Question

unit 4.4 to 4.5 formative
5.) a school club is planning a fundraiser event. they need to buy two types of decorations: balloons and streamers. here are the constraints:

• balloons cost $2 each, and streamers cost $3 each.
• they have a maximum budget of $60 for decorations.
• they want to have at least 10 items in total.

a.) identify what the variables represent: (1 points)

x = _____________ y = _____________

b.) write a system of linear inequalities that represents this situation: (2 points)

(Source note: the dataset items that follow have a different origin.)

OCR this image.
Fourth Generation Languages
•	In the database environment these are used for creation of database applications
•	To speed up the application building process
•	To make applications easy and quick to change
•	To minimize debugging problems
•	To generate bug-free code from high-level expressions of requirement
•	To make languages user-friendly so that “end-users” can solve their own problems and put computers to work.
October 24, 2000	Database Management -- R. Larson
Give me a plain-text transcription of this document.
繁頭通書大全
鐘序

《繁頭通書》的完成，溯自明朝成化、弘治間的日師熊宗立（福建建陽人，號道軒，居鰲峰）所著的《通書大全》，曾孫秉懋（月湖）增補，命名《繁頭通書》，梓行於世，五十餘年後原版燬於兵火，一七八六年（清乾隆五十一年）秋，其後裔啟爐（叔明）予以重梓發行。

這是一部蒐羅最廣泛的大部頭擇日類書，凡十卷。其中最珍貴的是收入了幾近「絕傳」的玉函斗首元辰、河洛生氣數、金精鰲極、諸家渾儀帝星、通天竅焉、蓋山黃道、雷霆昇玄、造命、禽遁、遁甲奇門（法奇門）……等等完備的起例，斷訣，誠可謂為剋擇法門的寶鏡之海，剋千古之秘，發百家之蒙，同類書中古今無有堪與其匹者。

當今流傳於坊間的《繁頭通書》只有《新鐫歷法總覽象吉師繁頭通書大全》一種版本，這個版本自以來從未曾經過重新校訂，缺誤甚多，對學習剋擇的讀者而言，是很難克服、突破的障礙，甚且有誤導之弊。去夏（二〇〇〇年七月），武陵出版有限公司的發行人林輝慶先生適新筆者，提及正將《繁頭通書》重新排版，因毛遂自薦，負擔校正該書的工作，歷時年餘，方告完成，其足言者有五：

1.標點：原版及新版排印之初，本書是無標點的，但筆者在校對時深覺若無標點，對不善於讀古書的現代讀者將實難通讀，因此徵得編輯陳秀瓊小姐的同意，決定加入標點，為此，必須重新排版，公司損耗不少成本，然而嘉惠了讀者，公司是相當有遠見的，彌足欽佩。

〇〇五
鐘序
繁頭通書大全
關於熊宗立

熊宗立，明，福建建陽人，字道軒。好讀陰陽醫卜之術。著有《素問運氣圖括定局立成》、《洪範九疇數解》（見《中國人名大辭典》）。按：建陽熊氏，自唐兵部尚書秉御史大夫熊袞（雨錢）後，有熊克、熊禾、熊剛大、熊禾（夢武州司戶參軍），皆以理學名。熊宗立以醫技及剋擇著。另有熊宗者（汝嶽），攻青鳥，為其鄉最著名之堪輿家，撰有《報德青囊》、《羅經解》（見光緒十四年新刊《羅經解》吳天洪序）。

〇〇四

inequality 1: _____________________________________

inequality 2: _____________________________________

c.) show whether the point (10, 10) is a solution to the given system of inequalities. explain your reasoning and steps. (3 points)

Explanation:

Step1: Define variables

Let $x$ = number of balloons, $y$ = number of streamers

Step2: Write budget inequality

$2x + 3y \leq 60$

Step3: Write total items inequality

$x + y \geq 10$

Step4: Test point (10,10) in inequality 1

Substitute $x=10, y=10$: $2(10) + 3(10) = 20 + 30 = 50$

Step5: Compare to budget limit

$50 \leq 60$, so this holds true.

Step6: Test point (10,10) in inequality 2

Substitute $x=10, y=10$: $10 + 10 = 20$

Step7: Compare to minimum items

$20 \geq 10$, so this holds true.

Answer:

a.)
$x$ = number of balloons
$y$ = number of streamers

b.)
Inequality 1: $2x + 3y \leq 60$
Inequality 2: $x + y \geq 10$

c.)
The point (10, 10) is a solution. When substituted into both inequalities, $2(10)+3(10)=50\leq60$ and $10+10=20\geq10$, so both constraints are satisfied.